Protecting your Mac with a password is practical common sense, but what happens when you forget your password? Every article you read tells you never to write your password downÐ± as it poses too much of a security risk, so there's no safety net. Furthermore, what if you want to make sure that there's nothing shady on your kid's computer, but you get blocked by a password? There's no need to fret, Apple has already thought of this, so they've created a simple workaround to bypass the problem. Here's how to do it.
Resetting your Mac password
No matter what Apple device you use (Mac, MacBook, etc.), they all have the same password resetting tool. In order to reach it, the first thing you need to do is reboot your computer and keep the Command and R buttons on your keyboard pressed until the Apple logo appears on your screen. If done correctly, you should now see a small loading bar and, after a short while, you should be taken into a new screen called Recovery Mode.
Now, you will need to open the Terminal (you can do so by clicking on the Utilities button in the top menu bar and then selecting Terminal), type resetpassword, then press the Enter key and close the Terminal window. You should now see the Password Resetting Utility window, where all you need to do is select your user account (or the one you want to reset the password for), type in the new keyword and press Save. (In case you no longer want to have a password, just leave the corresponding field blank.) Once that's done, simply restart your Mac and log-in to your account using the password you've just changed.
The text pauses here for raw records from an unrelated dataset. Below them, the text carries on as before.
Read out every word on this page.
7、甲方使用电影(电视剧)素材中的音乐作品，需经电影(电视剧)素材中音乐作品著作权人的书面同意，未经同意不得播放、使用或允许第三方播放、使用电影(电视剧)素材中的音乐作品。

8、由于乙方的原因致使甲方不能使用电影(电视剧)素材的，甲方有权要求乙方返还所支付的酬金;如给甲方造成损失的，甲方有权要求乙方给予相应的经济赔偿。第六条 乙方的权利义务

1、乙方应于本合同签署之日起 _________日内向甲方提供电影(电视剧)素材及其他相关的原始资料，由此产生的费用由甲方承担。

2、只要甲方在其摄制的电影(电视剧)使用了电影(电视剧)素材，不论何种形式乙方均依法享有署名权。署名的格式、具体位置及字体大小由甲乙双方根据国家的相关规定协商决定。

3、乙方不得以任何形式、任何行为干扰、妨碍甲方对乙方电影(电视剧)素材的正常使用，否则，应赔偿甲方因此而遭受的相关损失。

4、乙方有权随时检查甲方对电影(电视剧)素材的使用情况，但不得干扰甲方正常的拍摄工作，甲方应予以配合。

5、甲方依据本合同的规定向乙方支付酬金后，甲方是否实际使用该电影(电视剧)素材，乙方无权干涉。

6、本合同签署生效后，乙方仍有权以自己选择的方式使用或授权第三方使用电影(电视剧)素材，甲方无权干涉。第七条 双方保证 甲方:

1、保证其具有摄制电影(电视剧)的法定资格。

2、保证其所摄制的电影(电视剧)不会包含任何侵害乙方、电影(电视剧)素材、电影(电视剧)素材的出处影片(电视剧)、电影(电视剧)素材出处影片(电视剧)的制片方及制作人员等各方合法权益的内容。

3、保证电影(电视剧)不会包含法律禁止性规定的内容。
Setting up a firmware password
As you've noticed, resetting the user account password is incredibly easy, can be done very fast and doesn't require any technical skills or knowledge about the owner of the Mac. So what happens when you work with sensitive files or simply don't want anyone snooping around? How do you protect yourself from people who maliciously use this technique? Some would advise you to encrypt your files, and that works in some cases, however it can't ensure that the people breaking into your Mac won't simply wreck havoc by deleting all your files (even the encrypted ones). A better solution is to set up a firmware password which cannot be bypassed so easily. Here's how to do it:
Once again, go to the Recovery Mode by restarting the computer and keeping the Command and R keys pressed until the loading screen with the Apple logo shows up. Now go to the same Utilities menu, but this time click on the Firmware Password Utility button. In the new window that opens, turn ON the Firmware Password from the respective menu, then type in the password you want and retype it in the Verify box. All that's left to do now is press the Set Password button, quit the Firmware Password Utility, then restart the device, and your new password should be operational. Additionally, you can also use the Find my Mac menu from iCloud to remotely set a firmware password in case your computer is missing or was stolen.
Unlike a regular user account password, a firmware password is much more difficult to bypass, so make sure you don't forget it. In case you do, you will need to take your Mac and some proof of ownership to the closest Apple store and ask the people who work there to unlock it for you.